The toilet-table, though simple enough in its arrangements, for Viola needed no cosmetics, no lotions, no manicure nor other evil inventions, was always a lovely object. On its pale rose covering lay her gold-backed brushes and comb, her gold hand-mirror with cupids playing on it, her little gold boxes of pins, and always vases of fresh geraniums, white and rose-pink. Out of the room at one side opened a smaller one, it was not used as a chapel nor yet as a dressing-room. We dressed together and took pleasure in so doing, as we did in everything that threw us into intimate companionship. We had no need of dressing-rooms since there were no teeth to come in and out, no wigs to be taken off and put on, no secrets on either side to be jealously guarded from one another. No, the room opening out of ours was a supper-room, where, when we came back late from opera or theatre, we could always count on finding cold supper and champagne.
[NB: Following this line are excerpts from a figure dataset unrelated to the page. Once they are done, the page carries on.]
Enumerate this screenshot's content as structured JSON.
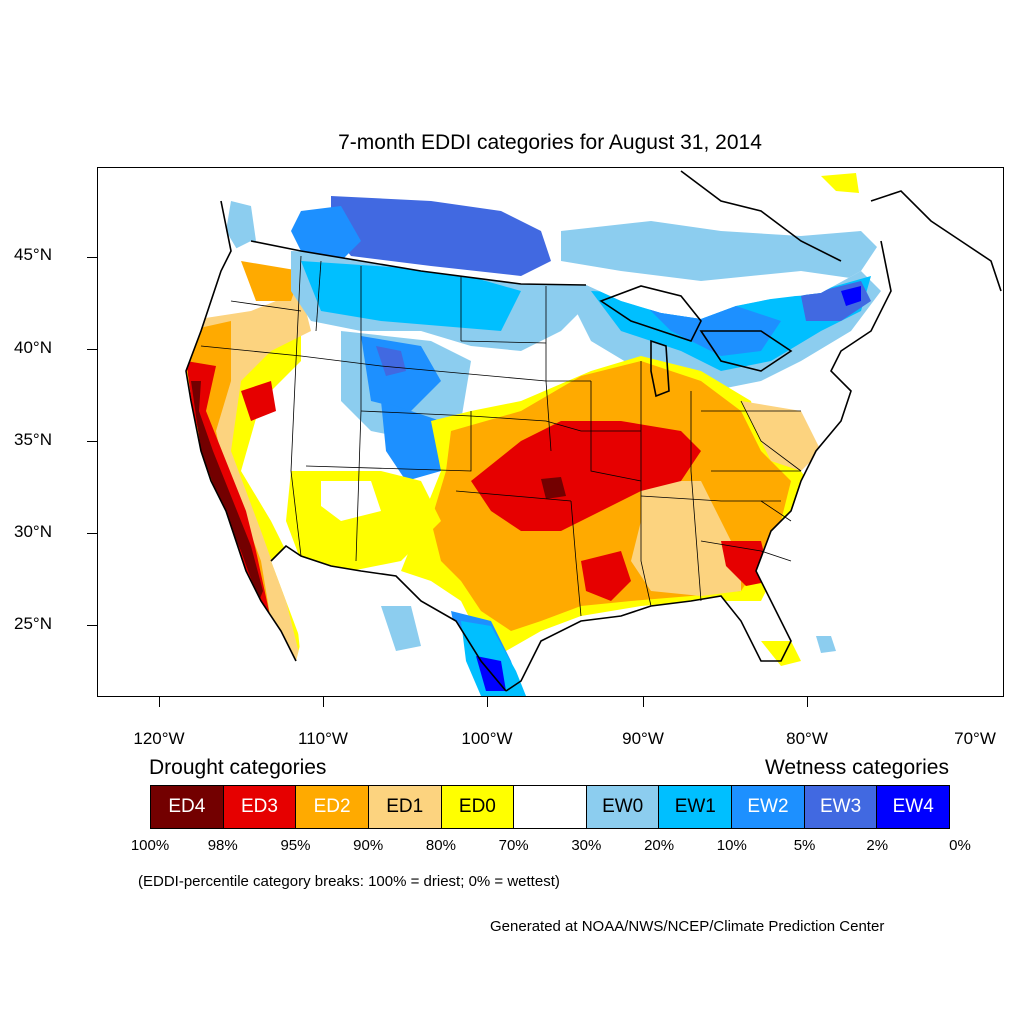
{
  "title": "7-month EDDI categories for August 31, 2014",
  "lat_labels": [
    "45°N",
    "40°N",
    "35°N",
    "30°N",
    "25°N"
  ],
  "lon_labels": [
    "120°W",
    "110°W",
    "100°W",
    "90°W",
    "80°W",
    "70°W"
  ],
  "legend": {
    "drought_heading": "Drought categories",
    "wetness_heading": "Wetness categories",
    "categories": [
      {
        "label": "ED4",
        "color": "#730000",
        "text_color": "#ffffff"
      },
      {
        "label": "ED3",
        "color": "#e60000",
        "text_color": "#ffffff"
      },
      {
        "label": "ED2",
        "color": "#ffaa00",
        "text_color": "#ffffff"
      },
      {
        "label": "ED1",
        "color": "#fcd37f",
        "text_color": "#000000"
      },
      {
        "label": "ED0",
        "color": "#ffff00",
        "text_color": "#000000"
      },
      {
        "label": "",
        "color": "#ffffff",
        "text_color": "#000000"
      },
      {
        "label": "EW0",
        "color": "#8ccdef",
        "text_color": "#000000"
      },
      {
        "label": "EW1",
        "color": "#00bfff",
        "text_color": "#000000"
      },
      {
        "label": "EW2",
        "color": "#1d90ff",
        "text_color": "#ffffff"
      },
      {
        "label": "EW3",
        "color": "#4169e1",
        "text_color": "#ffffff"
      },
      {
        "label": "EW4",
        "color": "#0000ff",
        "text_color": "#ffffff"
      }
    ],
    "percentiles": [
      "100%",
      "98%",
      "95%",
      "90%",
      "80%",
      "70%",
      "30%",
      "20%",
      "10%",
      "5%",
      "2%",
      "0%"
    ]
  },
  "note": "(EDDI-percentile category breaks: 100% = driest; 0% = wettest)",
  "credit": "Generated at NOAA/NWS/NCEP/Climate Prediction Center"
}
I went in to-night and turned on all the lights, which were many, while Viola laid aside her dress and slipped into a dressing-gown, something as fragile and beautiful as a rose-leaf, suiting her delicate, elusive beauty. She followed me into the little supper-room, and as I turned and saw her on the threshold, the delicacy of the whole vision struck me. A pain shot into my heart suddenly. Supposing I ever lost her? Saw her fade from me?
Her eyes were wide-open and laughing, a faint colour glowed in the white transparent skin, the lips were a light scarlet, parted now from the milky teeth.
I made two steps forwards and caught her and crushed her up tightly to my breast and kissed her and made her sit on my knee while I poured out some champagne.
“Now drink that,” I commanded; “you look as if you needed something material. You look like a vision that may vanish from me into thin air.”
Viola laughed and drank the wine.
“Trevor,” she said reflectively, as if following up some train of thought she had been pursuing already a long time. “What heaps of wonderfully beautiful girls and women we saw to-night. Wouldn’t you like some of them?”
I laughed.
“Some of them! Supposing you send me up a dozen or two?”